By Francesca Frawley
Preliminary research discovered that levels of amyloid beta, the toxin found in the disease, were reduced when exposed to cannabis.
Toxin amyloid beta creates plaque deposits in the brain, which causes cells to be inflamed.
But the study showed that compounds in cannabis, including tetrahydrocannabinol (THC) helped to reduce inflammation, allowing cells to survive.
This new discovery could lead the fight against the condition, which kills 60,000 people every year.
The study was supported by the National Institutes of Health, and led by by the Salk institute in California earlier this month.
Salk Professor David Schubert said: “Although other studies have offered evidence that cannabinoids might be neuroprotective against the symptoms of Alzheimer’s, we believe our study is the first to demonstrate that cannabinoids affect both inflammation and amyloid beta accumulation in nerve cells.”
Researcher Antonio Currais, writing for paper Aging and Mechanisms of Disease said that the breakthrough shows that it can be used to stop cells dying in the brain.
He said: ”Inflammation within the brain is a major component of the damage associated with Alzheimer’s disease, but it has always been assumed that this response was coming from immune-like cells in the brain, not the nerve cells themselves.

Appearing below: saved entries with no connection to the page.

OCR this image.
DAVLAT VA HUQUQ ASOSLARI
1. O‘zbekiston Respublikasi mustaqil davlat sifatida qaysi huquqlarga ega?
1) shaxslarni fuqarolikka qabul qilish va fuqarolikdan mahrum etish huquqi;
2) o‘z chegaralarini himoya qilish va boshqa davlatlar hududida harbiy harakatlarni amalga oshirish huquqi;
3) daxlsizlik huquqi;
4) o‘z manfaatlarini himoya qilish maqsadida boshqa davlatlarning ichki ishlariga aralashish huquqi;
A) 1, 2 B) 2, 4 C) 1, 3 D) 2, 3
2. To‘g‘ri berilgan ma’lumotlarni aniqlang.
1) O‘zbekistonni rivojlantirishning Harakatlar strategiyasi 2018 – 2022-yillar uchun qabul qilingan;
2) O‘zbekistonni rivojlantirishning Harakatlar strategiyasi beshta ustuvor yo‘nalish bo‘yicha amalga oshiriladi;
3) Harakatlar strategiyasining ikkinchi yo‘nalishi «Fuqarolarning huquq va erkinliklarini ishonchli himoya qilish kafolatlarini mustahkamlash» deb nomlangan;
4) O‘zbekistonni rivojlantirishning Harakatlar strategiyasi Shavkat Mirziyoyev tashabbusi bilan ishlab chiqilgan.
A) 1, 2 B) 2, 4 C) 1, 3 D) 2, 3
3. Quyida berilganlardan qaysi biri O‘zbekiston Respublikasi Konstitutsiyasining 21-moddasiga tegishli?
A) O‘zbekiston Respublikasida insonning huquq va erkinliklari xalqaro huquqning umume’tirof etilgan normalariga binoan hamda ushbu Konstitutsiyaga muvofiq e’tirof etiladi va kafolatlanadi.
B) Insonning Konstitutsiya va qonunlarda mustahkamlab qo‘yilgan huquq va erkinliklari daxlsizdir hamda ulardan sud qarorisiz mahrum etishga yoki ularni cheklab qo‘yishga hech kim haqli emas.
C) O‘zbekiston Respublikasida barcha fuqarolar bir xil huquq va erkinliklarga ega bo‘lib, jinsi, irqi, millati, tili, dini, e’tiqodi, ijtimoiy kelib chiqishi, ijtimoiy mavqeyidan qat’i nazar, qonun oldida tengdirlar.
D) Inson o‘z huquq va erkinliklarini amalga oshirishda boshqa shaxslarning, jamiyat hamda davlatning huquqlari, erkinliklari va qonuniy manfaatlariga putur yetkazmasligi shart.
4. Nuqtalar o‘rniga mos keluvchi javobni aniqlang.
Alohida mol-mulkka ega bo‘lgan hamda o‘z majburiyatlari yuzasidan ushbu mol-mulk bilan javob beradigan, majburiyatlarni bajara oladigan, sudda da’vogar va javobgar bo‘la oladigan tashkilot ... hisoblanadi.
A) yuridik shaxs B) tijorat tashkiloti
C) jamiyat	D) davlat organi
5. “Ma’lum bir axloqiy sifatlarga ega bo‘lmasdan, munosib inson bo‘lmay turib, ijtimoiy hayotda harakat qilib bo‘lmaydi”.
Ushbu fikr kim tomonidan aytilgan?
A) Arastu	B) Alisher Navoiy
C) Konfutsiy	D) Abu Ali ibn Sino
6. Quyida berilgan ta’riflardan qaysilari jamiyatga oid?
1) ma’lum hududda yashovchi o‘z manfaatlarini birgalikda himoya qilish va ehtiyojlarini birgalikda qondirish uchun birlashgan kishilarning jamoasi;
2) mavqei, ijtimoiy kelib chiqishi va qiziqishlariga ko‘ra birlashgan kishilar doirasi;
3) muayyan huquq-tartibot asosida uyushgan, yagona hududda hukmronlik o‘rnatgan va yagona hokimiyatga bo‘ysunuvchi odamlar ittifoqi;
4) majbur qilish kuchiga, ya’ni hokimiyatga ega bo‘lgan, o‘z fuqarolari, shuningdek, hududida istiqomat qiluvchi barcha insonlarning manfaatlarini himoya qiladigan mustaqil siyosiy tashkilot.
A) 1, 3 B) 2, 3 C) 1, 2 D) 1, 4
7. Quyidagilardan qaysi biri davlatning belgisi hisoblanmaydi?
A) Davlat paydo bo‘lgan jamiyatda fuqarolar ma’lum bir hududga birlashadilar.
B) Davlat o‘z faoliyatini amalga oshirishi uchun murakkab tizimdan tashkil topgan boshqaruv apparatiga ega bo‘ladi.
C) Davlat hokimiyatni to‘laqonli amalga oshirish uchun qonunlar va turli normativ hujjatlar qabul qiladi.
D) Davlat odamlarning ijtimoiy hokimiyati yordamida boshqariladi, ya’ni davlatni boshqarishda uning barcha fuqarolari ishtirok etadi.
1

“It became clear that THC-like compounds that the nerve cells make themselves may be involved in protecting the cells from dying.”

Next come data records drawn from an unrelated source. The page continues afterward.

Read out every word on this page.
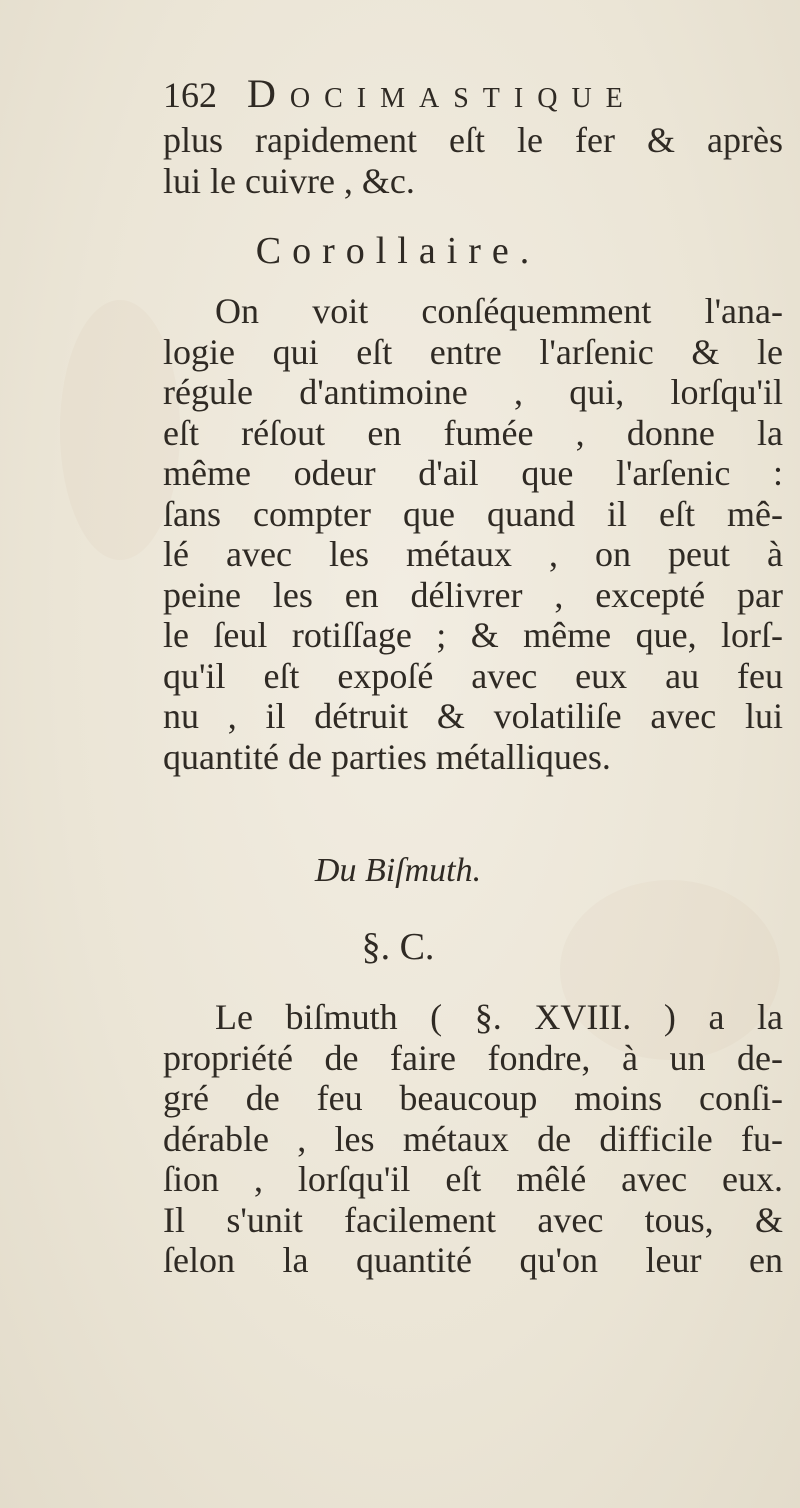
162 Docimastique
plus rapidement eſt le fer & après
lui le cuivre , &c.
Corollaire.
On voit conſéquemment l'ana-
logie qui eſt entre l'arſenic & le
régule d'antimoine , qui, lorſqu'il
eſt réſout en fumée , donne la
même odeur d'ail que l'arſenic :
ſans compter que quand il eſt mê-
lé avec les métaux , on peut à
peine les en délivrer , excepté par
le ſeul rotiſſage ; & même que, lorſ-
qu'il eſt expoſé avec eux au feu
nu , il détruit & volatiliſe avec lui
quantité de parties métalliques.
Du Biſmuth.
§. C.
Le biſmuth ( §. XVIII. ) a la
propriété de faire fondre, à un de-
gré de feu beaucoup moins conſi-
dérable , les métaux de difficile fu-
ſion , lorſqu'il eſt mêlé avec eux.
Il s'unit facilement avec tous, &
ſelon la quantité qu'on leur en
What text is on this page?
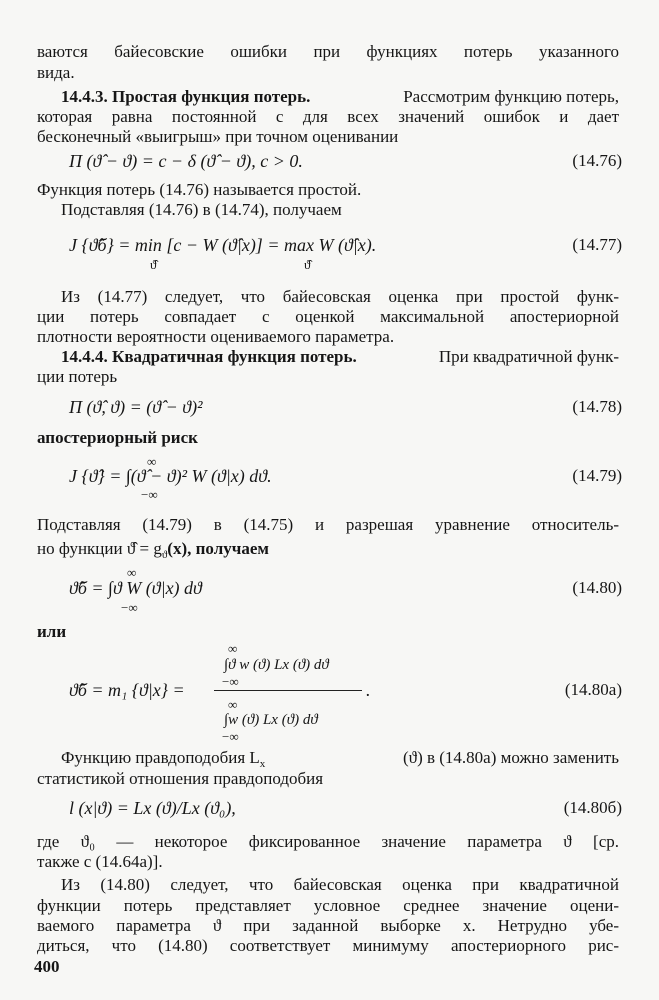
ваются байесовские ошибки при функциях потерь указанного
вида.
14.4.3. Простая функция потерь.	Рассмотрим функцию потерь,
которая равна постоянной c для всех значений ошибок и дает
бесконечный «выигрыш» при точном оценивании
Π (ϑ̂ − ϑ) = c − δ (ϑ̂ − ϑ), c > 0.	(14.76)
Функция потерь (14.76) называется простой.
Подставляя (14.76) в (14.74), получаем
J {ϑ̂б} = min [c − W (ϑ̂|x)] = max W (ϑ̂|x).
ϑ̂	ϑ̂
(14.77)
Из (14.77) следует, что байесовская оценка при простой функ-
ции потерь совпадает с оценкой максимальной апостериорной
плотности вероятности оцениваемого параметра.
14.4.4. Квадратичная функция потерь.	При квадратичной функ-
ции потерь
Π (ϑ̂, ϑ) = (ϑ̂ − ϑ)²	(14.78)
апостериорный риск
∞
J {ϑ̂} = ∫(ϑ̂ − ϑ)² W (ϑ|x) dϑ.
−∞
(14.79)
Подставляя (14.79) в (14.75) и разрешая уравнение относитель-
но функции ϑ̂ = $g_ϑ(x)$, получаем
∞
ϑ̂б = ∫ϑ W (ϑ|x) dϑ
−∞
(14.80)
или
∞
∫ϑ w (ϑ) Lx (ϑ) dϑ
−∞
ϑ̂б = m₁ {ϑ|x} =	.
∞
∫w (ϑ) Lx (ϑ) dϑ
−∞
(14.80a)
Функцию правдоподобия $L_x$	(ϑ) в (14.80a) можно заменить
статистикой отношения правдоподобия
l (x|ϑ) = Lx (ϑ)/Lx (ϑ₀),	(14.80б)
где ϑ₀ — некоторое фиксированное значение параметра ϑ [ср.
также с (14.64a)].
Из (14.80) следует, что байесовская оценка при квадратичной
функции потерь представляет условное среднее значение оцени-
ваемого параметра ϑ при заданной выборке x. Нетрудно убе-
диться, что (14.80) соответствует минимуму апостериорного рис-
400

Cannabis has been used for thousands of years, even as early as 4000 bc in China, but it’s not just taken for recreational use.

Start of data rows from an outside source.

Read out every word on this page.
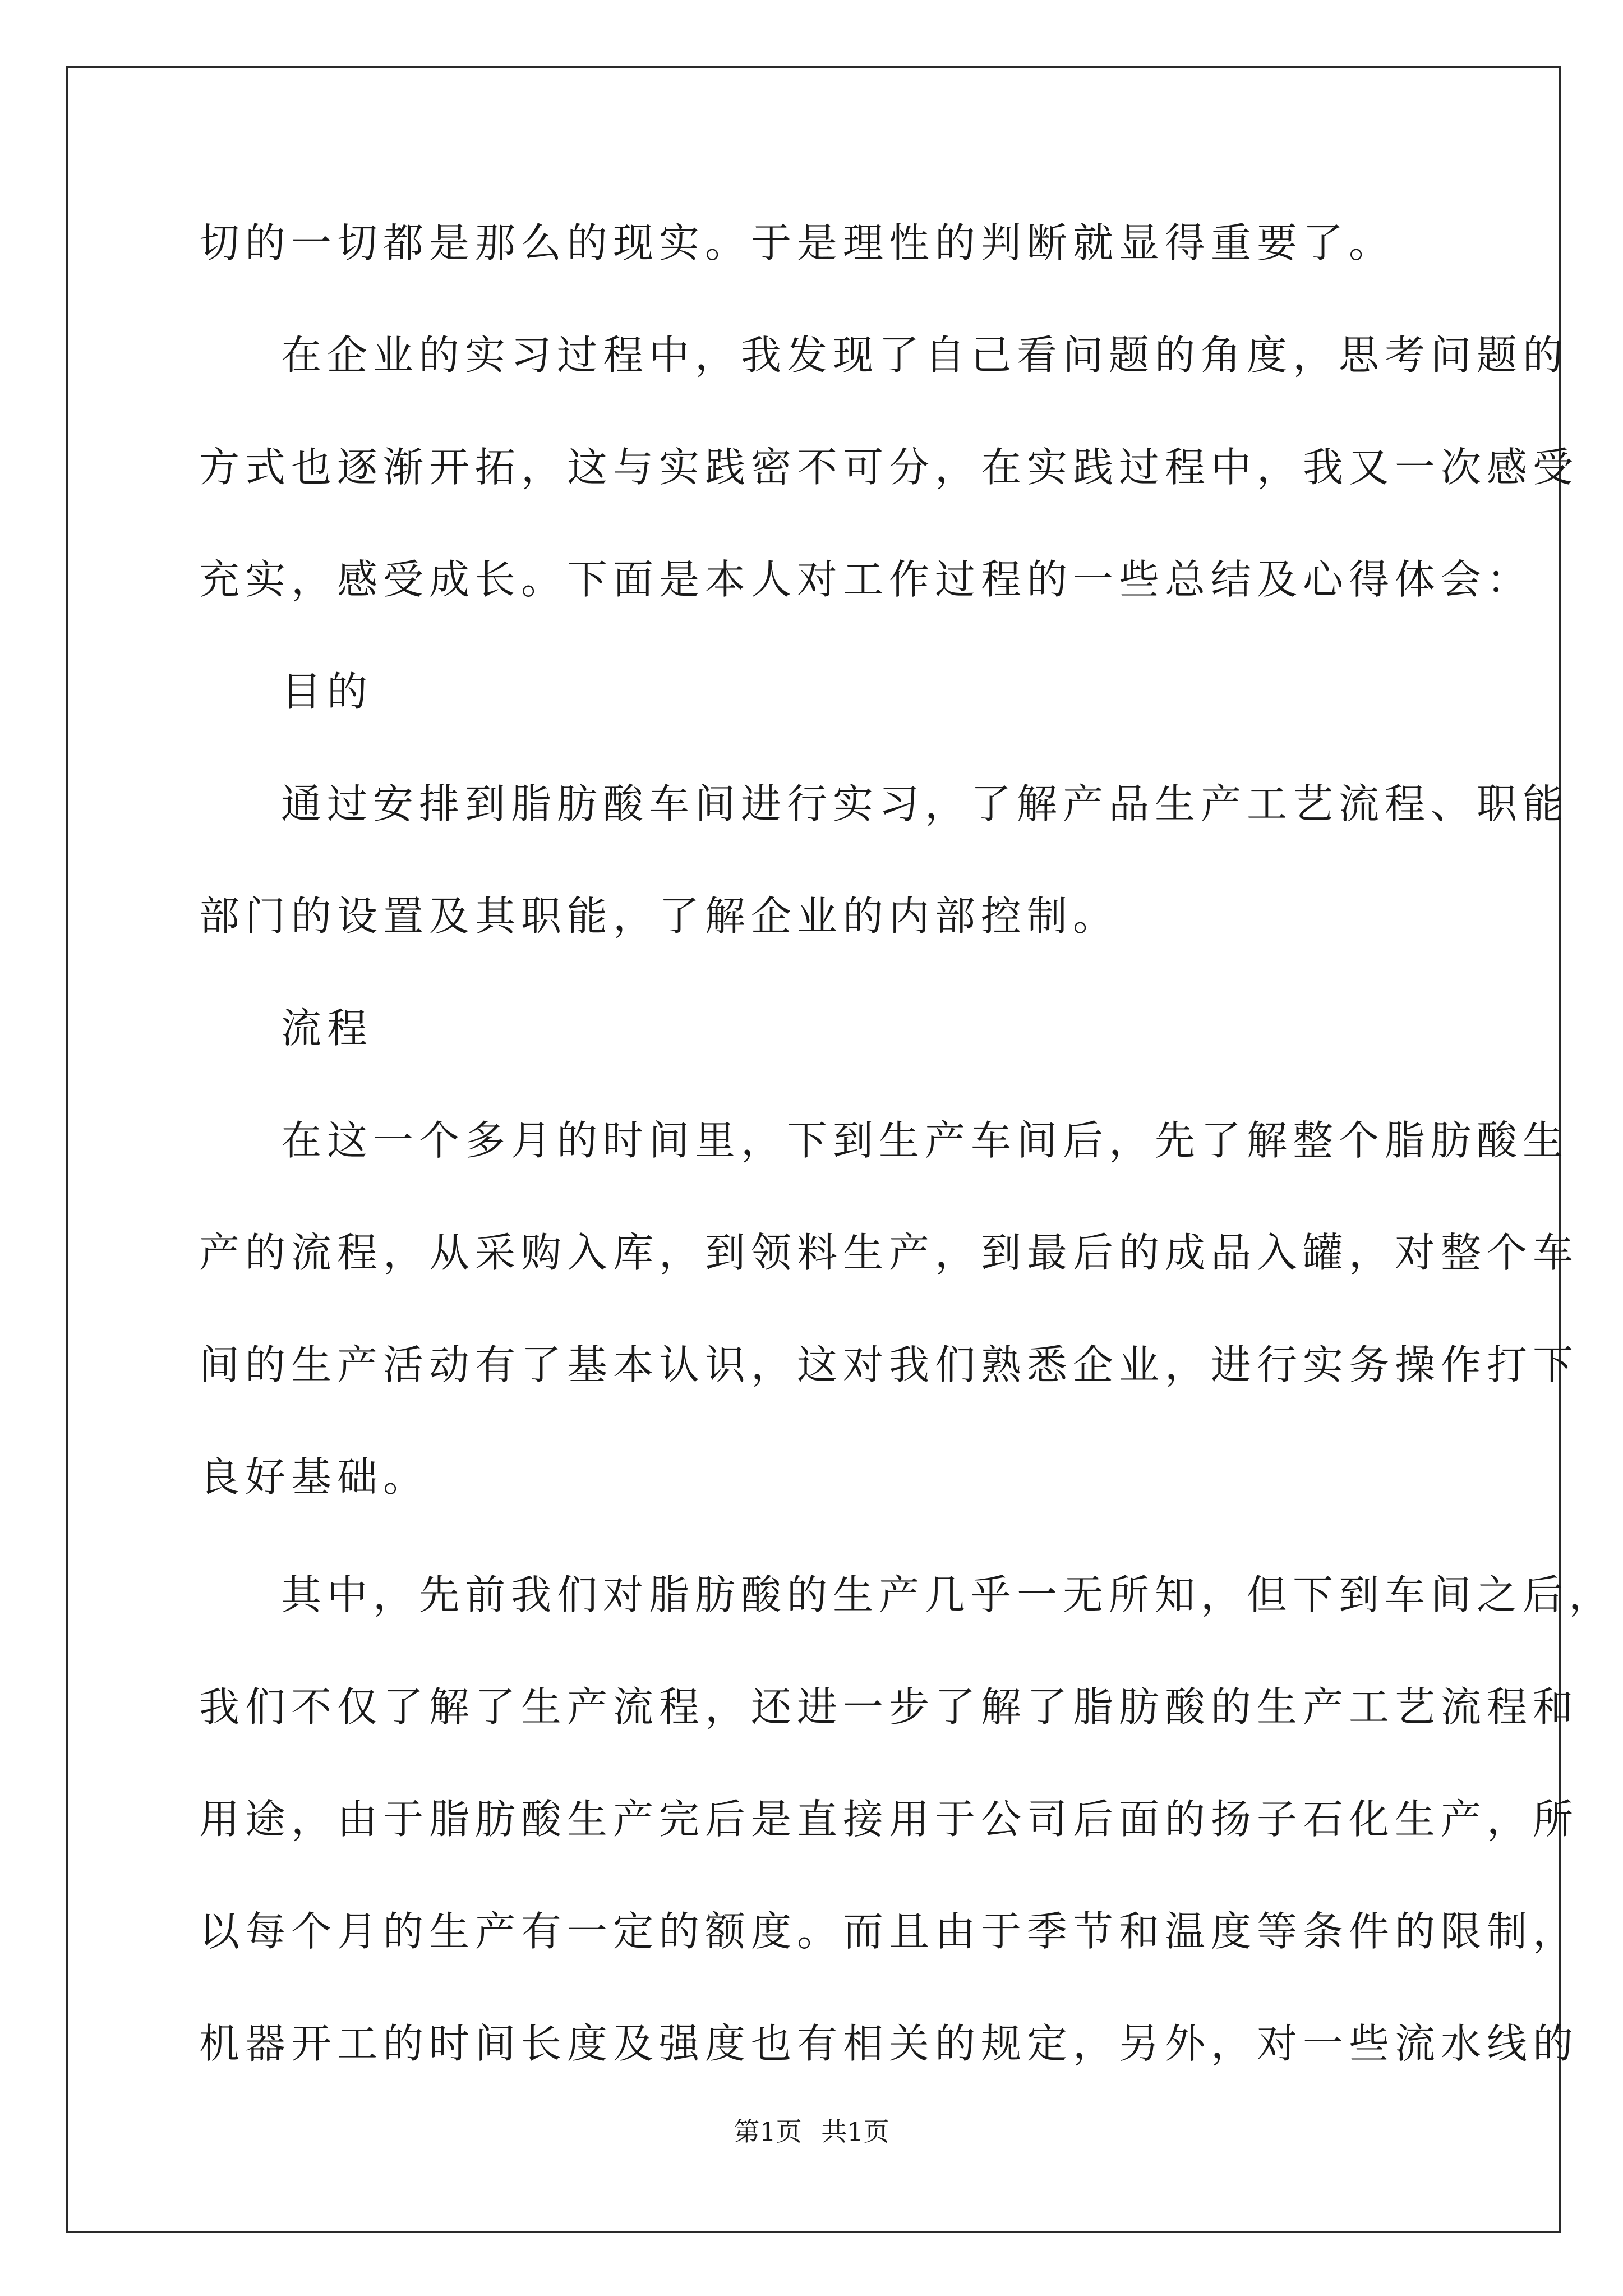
切的一切都是那么的现实。于是理性的判断就显得重要了。
在企业的实习过程中，我发现了自己看问题的角度，思考问题的
方式也逐渐开拓，这与实践密不可分，在实践过程中，我又一次感受
充实，感受成长。下面是本人对工作过程的一些总结及心得体会：
目的
通过安排到脂肪酸车间进行实习，了解产品生产工艺流程、职能
部门的设置及其职能，了解企业的内部控制。
流程
在这一个多月的时间里，下到生产车间后，先了解整个脂肪酸生
产的流程，从采购入库，到领料生产，到最后的成品入罐，对整个车
间的生产活动有了基本认识，这对我们熟悉企业，进行实务操作打下
良好基础。
其中，先前我们对脂肪酸的生产几乎一无所知，但下到车间之后，
我们不仅了解了生产流程，还进一步了解了脂肪酸的生产工艺流程和
用途，由于脂肪酸生产完后是直接用于公司后面的扬子石化生产，所
以每个月的生产有一定的额度。而且由于季节和温度等条件的限制，
机器开工的时间长度及强度也有相关的规定，另外，对一些流水线的
第1页 共1页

Using it for medical purposes is not new, with many using the plant to treat ailments such as glaucoma and even epilepsy.
Patients suffering from multiple sclerosis have been known to self-medicate because it can help to control tremors, pains and bladder dysfunction.
Since 2001, patients in Canada can apply to use the drug for serious diseases such as cancer.
While its effectiveness is disputed, scientists do agree that it can help patients, particularly to ward off nausea in chemotherapy patients.
It has even been used in trials with anorexia sufferers, with the drug said to stimulate appetite.
Dr James Pickett, Head of Research at Alzheimer’s Society told express.co.uk: “Research in laboratory grown cells has shown that the active compounds in cannabis can reduce the toxic proteins that are associated with Alzheimer’s disease and could control harmful inflammation.
“However, this effect of has not been rigorously tested in studies involving people and there remains no evidence that cannabis can prevent the development of dementia.
“More research is needed to fully understand the risks and benefits of components of cannabis as a potential treatment for dementia.”